Tuesday, July 31, 2007

Sell your possessions and give alms

All Baptized people are called to make Christ known as Savior and Lord, and to share in the renewing of his world. Now you are called to work as a pastor, priest, and teacher, together with your bishop and fellow presbyters, and to take your share in the councils of the Church... from the examination


laboring together with them and with your fellow ministers to build up the family of God?... from the examination


Sell your possessions, and give alms. from the Gospel


I feel like the rich man with this word from the Gospel. I find these words particularly challenging. Sell your possessions and give alms...where your treasure is, there also is your heart. The implication of this statement can either enrich or condemn. I find myself at this time hearing both.


I suppose I could moan and complain that those who originally heard these words did not have the troubles that I have. I could go on about taxation, Social Security, and the needs of my family. Easy for Jesus to do because he was a wandering, itinerant preacher (Beyond of course the incarnate Lord!) He did not have children to feed (in the temporal sense of course!) I can easily think of Scripture that challenges this "holy poverty." "The laborers deserve to be paid." comes to mind. I could even become a bit indignant as a clergyman. Has not countless congregations kept a man or woman in poverty by citing this scripture as an excuse for not paying him or her for valuable labor. Yet even amidst a pocketful of justification, the text is not calling for poverty. It calls for trust.

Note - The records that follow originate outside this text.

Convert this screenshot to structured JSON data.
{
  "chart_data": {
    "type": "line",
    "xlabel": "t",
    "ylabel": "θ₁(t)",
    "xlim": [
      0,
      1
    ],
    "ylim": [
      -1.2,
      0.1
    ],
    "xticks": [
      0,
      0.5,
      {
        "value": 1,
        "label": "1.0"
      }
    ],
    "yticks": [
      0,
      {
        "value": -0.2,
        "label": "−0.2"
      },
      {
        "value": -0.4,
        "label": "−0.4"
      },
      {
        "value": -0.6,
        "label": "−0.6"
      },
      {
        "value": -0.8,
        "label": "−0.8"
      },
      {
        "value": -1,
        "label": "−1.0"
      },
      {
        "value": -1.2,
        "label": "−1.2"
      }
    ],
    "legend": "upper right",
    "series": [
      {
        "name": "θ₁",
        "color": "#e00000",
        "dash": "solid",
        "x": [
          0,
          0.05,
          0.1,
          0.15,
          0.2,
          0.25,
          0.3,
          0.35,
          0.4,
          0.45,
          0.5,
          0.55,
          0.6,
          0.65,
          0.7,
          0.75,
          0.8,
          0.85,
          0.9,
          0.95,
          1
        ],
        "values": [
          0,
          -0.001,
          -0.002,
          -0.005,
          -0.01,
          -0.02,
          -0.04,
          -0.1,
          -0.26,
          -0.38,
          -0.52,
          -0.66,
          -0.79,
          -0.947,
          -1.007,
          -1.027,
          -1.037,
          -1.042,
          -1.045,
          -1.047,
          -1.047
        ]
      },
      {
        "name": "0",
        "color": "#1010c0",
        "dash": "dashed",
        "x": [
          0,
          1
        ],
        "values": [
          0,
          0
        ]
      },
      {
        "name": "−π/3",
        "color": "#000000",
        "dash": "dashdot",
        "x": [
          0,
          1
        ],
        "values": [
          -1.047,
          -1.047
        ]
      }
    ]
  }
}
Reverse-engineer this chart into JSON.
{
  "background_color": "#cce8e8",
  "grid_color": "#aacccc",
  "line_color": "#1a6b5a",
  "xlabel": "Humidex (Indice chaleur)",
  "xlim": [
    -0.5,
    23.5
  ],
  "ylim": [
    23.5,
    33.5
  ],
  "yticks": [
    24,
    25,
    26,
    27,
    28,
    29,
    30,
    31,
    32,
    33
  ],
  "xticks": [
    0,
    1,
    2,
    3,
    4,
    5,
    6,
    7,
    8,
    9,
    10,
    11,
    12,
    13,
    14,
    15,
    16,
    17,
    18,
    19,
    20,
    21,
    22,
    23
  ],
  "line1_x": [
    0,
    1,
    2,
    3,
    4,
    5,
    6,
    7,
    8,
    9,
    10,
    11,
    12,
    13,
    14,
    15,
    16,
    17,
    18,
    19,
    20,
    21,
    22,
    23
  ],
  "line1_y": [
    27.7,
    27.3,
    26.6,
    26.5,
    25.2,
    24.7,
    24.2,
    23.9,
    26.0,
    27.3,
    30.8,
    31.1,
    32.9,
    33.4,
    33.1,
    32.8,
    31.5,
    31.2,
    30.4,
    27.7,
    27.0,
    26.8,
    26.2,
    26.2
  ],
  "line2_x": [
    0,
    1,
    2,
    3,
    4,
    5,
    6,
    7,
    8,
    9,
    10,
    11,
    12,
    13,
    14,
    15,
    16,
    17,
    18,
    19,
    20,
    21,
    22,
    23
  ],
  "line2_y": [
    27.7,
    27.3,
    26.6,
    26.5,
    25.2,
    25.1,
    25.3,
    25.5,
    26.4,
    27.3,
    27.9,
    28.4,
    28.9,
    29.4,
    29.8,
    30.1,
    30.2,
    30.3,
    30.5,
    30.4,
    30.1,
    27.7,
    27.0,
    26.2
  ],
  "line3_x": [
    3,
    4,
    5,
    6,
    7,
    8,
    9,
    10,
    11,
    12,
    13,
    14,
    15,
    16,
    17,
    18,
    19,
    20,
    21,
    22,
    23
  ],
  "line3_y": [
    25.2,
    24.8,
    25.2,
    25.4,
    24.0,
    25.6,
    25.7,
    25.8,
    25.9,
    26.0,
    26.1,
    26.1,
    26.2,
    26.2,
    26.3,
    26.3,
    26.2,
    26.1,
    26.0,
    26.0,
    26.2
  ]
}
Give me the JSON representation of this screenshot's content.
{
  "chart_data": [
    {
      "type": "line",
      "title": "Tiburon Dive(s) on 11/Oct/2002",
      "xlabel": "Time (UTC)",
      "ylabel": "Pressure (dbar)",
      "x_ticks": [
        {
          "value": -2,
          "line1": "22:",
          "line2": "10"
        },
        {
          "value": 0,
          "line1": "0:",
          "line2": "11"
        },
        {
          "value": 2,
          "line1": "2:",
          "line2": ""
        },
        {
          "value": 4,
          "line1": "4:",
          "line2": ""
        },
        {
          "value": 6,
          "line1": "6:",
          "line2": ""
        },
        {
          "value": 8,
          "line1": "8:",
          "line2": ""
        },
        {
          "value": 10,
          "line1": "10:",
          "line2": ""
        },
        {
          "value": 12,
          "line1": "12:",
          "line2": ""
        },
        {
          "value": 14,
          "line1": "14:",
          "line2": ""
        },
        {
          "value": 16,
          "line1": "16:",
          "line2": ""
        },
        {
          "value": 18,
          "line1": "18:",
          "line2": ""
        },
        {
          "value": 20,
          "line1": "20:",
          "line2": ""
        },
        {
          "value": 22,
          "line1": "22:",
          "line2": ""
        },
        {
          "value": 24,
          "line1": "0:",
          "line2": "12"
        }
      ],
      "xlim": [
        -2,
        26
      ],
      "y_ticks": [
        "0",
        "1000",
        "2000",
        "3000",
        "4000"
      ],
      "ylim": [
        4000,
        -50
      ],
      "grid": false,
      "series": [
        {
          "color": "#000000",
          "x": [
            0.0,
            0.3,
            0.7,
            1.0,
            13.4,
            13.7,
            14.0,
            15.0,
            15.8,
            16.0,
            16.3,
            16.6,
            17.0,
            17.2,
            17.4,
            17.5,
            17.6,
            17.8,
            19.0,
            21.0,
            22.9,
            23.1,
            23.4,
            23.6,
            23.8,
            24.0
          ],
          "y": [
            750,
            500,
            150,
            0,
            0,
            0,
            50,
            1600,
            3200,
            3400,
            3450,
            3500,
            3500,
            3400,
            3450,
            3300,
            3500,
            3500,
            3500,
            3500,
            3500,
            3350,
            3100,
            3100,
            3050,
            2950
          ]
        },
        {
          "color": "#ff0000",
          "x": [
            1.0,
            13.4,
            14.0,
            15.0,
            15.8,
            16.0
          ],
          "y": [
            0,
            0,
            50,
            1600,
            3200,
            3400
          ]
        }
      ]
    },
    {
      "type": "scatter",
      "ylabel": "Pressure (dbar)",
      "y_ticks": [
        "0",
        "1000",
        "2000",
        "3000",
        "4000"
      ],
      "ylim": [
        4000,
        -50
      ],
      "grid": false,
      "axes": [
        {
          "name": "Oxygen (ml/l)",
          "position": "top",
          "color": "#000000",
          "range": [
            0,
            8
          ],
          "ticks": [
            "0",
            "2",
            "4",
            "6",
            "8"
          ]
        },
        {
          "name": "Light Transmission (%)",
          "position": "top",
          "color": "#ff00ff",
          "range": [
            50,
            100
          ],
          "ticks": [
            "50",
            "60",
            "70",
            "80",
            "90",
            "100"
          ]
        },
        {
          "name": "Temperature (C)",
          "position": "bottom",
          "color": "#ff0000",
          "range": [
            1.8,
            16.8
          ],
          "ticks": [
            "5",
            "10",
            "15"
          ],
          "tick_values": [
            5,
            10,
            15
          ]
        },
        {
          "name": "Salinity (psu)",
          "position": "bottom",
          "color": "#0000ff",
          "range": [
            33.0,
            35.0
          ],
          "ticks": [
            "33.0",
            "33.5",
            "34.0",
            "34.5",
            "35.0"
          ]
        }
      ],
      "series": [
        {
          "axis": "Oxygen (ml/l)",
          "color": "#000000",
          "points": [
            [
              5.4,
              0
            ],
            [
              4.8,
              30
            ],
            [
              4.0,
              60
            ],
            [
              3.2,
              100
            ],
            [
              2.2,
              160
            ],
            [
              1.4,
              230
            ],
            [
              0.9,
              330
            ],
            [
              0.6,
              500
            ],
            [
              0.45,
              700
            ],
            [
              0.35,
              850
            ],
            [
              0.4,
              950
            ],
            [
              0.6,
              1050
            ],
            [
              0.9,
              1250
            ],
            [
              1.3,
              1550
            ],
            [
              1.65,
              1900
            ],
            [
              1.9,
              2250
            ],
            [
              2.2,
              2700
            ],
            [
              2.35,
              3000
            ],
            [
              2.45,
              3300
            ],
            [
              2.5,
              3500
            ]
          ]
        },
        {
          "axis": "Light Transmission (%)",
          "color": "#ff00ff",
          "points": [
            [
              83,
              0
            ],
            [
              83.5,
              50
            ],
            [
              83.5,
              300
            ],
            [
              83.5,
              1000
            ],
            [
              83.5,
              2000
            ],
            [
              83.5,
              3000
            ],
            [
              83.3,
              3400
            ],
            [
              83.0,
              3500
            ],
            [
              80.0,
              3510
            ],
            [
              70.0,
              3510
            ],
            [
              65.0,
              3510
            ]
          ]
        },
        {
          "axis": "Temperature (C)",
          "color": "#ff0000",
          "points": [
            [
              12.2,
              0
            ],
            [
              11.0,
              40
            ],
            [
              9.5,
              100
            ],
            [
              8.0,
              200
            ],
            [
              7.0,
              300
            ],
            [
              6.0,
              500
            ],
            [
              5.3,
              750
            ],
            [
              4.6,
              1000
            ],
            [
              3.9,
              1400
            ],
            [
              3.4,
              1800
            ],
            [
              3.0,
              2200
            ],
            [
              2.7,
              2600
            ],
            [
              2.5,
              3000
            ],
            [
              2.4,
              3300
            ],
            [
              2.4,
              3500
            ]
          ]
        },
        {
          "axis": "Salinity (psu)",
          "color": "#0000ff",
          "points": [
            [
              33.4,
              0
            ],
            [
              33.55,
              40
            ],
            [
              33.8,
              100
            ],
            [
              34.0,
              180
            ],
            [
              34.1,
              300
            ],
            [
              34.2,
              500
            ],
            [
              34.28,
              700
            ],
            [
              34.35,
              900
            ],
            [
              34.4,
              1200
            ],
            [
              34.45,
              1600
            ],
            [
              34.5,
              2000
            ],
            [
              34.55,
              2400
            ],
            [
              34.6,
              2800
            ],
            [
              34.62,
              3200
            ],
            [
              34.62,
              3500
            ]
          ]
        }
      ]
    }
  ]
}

I believe that money in this context is a crutch. It gives the illusion of self control. If I put my trust in money, I am putting my faith in the proposition that I can control the universe. Maybe not the whole universe but my universe. I have fed into the facade that I am the prime mover. Like the shattering of glass, my faith becomes null in void in any crisis of note. In instants, this self dependence can come tumbling down in the face of famine, disease, unrest, and sickness. My treasure will be no treasure at all... only the hollow keepsake that it always was... an idol feeding my quest to control my universe.

Christ calls into dependence on him. God is to be our primary support. Our dependence is to be on him alone. He alone can remove us from the specter of death. He alone mediates us into communion with God. God from God, Light from Light. True God from true God. Begotten not made. Of one being with the Father. Through Him all things were made. The ramification of the preceding is that if it is true, there is no other thing needed. A candle by the light of the sun is dark. Why would I depend on self to trust if the very creator of the Universe invites me into fellowship?

I pray I never lose sight of that. I pray I never lose sight of the fact that as I have trusted God, that entity that I barely see, know, and understand, the greater my awareness of His mercy and love becomes. Taste and see that the Lord is good indeed.